Awas Penipuan Berkedok Penanaman Modal Kripto, Begini Modusnya

JAKARTA – PT Pintu Kemana Saja (PINTU), perangkat lunak crypto all-in-one pada Indonesia, mengimbau publik untuk lebih tinggi waspada terhadap modus penggelapan yang dimaksud mengatasnamakan PINTU. Dua modus yang digunakan paling umum adalah pengaplikasian nama PT Pintu Kemana Saja secara bukan sah serta nomor WhatsApp palsu yang mengklaim sebagai kontak resmi PINTU.
“Seluruh komunikasi resmi PINTU hanya saja dijalankan melalui email [email protected] lalu fasilitas Live Chat di tempat aplikasi mobile PINTU. Pemanfaatan WhatsApp hanya saja diperuntukan untuk mengirim kode One-time Password (OTP), bukanlah untuk komunikasi dengan pengguna. Tim Customer Success (CS) PINTU tidaklah pernah menggunakan nomor WhatsApp maupun nomor telepon untuk berinteraksi dengan pengguna. Selain itu, situs resmi PINTU adalah pintu.co.id, dan juga setiap website lain yang tersebut mengatasnamakan PINTU dapat dipastikan palsu,” ujar Head of Product Marketing PINTU, Iskandar Mohammad.
Iskandar menambahkan, “Salah satu modus penyalahgunaan yang tersebut ditemukan adalah dengan mencantumkan nomor palsu yang mana muncul pada waktu pengguna melakukan pencarian Whatsapp Pintu kripto atau Whatsapp PINTU Penanaman Modal pada Google”
Modus dan juga ancaman penyalahgunaan sanggup terjadi dalam berbagai bidang tak terkecuali crypto. Mengutip Pintu Academy, wadah edukasi program PINTU, setidaknya terdapat empat jenis penyalahgunaan crypto , di dalam antaranya;
1. Iming-iming hadiah gratis dengan meminta-minta data-data pribadi.
2. Berpura-pura meniru orang lain dengan menduplikasi akun sosial media.

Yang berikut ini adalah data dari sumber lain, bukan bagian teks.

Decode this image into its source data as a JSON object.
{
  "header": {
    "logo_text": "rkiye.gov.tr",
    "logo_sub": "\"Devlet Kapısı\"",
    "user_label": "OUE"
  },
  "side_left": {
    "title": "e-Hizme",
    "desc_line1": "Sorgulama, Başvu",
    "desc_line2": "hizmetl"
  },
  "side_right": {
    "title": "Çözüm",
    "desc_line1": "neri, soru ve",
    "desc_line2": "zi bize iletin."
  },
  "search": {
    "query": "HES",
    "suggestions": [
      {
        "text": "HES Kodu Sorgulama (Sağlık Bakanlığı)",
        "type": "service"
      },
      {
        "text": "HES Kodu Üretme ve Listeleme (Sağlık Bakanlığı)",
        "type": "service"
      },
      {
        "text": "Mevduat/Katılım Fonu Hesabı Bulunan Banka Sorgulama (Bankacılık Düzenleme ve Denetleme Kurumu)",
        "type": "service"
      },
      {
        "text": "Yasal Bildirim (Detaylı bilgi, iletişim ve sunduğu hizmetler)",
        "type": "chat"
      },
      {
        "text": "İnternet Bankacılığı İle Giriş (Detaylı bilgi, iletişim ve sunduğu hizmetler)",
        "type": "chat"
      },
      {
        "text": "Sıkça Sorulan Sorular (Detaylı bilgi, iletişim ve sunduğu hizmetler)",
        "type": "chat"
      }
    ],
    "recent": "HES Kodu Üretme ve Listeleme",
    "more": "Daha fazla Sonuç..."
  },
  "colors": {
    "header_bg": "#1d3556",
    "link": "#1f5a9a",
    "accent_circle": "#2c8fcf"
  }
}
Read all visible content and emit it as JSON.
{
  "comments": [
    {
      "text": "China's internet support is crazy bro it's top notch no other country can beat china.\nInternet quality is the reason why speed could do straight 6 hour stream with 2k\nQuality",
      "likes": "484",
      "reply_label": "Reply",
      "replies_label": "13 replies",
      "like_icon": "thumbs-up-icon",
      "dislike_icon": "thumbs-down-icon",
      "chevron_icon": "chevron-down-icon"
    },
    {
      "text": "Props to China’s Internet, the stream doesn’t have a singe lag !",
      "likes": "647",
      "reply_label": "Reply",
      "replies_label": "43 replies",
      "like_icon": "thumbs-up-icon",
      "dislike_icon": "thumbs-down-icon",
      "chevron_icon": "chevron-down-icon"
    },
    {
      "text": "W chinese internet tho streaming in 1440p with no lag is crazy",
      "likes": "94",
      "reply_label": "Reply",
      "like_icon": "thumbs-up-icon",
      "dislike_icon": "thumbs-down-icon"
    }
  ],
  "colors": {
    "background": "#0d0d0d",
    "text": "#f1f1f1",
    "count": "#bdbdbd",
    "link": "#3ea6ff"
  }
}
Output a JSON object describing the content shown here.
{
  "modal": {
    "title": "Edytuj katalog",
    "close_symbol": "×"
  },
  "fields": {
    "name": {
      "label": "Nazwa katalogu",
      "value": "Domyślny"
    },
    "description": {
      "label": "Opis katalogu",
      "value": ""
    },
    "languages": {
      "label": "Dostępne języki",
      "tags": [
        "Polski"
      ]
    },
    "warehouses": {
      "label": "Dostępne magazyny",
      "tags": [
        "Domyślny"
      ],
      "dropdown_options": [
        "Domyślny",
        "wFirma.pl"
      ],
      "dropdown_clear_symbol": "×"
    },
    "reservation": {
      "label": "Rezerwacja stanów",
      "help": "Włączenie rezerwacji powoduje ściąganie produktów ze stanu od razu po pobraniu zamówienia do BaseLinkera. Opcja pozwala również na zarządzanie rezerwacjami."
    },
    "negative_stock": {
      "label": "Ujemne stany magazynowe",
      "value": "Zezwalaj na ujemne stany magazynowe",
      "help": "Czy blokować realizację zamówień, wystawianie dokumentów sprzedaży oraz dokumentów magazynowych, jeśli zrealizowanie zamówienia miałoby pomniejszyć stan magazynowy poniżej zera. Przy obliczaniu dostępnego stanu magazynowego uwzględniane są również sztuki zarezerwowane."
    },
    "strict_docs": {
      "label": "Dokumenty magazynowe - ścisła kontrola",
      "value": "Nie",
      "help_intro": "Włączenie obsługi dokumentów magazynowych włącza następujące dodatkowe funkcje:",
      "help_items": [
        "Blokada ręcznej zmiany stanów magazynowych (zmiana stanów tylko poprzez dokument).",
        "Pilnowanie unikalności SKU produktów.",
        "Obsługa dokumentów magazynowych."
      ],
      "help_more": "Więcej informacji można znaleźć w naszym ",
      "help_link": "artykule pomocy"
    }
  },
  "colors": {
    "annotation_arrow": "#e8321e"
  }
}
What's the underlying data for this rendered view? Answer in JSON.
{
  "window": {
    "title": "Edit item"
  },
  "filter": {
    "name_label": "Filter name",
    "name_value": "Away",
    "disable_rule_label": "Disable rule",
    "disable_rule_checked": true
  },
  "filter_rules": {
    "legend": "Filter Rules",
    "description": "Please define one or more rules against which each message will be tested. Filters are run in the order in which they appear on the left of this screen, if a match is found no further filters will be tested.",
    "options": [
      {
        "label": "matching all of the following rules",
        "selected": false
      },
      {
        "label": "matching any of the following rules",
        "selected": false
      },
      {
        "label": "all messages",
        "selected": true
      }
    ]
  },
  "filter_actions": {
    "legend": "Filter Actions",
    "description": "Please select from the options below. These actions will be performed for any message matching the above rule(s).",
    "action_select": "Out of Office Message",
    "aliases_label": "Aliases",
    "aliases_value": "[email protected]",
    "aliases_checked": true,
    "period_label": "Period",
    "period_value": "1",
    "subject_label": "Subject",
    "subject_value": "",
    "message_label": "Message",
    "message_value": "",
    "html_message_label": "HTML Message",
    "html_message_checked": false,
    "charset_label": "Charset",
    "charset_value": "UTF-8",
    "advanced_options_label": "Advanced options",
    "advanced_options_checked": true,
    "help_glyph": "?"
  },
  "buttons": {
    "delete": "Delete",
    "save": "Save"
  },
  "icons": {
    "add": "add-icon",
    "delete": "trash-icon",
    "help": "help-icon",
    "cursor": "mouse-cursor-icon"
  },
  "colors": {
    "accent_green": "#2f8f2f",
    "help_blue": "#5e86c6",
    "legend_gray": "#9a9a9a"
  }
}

3. Phising dengan menyamar lalu mengubah identitas seolah-olah sebagai perusahaan crypto resmi, dengan mengubah nama website perusahaan hingga menggunakan nomor WhatsApp palsu.
4. Serangan ransomware yakni upaya hacker untuk memblokir akses situs lalu memasukan ke di acara komputer.
“Beberapa tips dari kami untuk menghindari modus penipuan mengatasnamakan PINTU. Jika dihubungi bukanlah dari layanan resmi PINTU, seperti WhatsApp palsu, harap segera blokir nomor tersebut. Jangan mudah percaya dan juga tergiur iming-iming imbal hasil pembangunan ekonomi yang dimaksud ditawarkan,” jelasnya.
“Keputusan penanaman modal berada pada tangan pengguna sendiri, PINTU tidaklah pernah menawarkan titip dana. Kemudian, jangan memberikan data pribadi terhadap siapa pun. Terakhir, jangan mengunduh atau mengklik tautan yang tersebut berasal dari situs tidaklah resmi,” tutup Iskandar.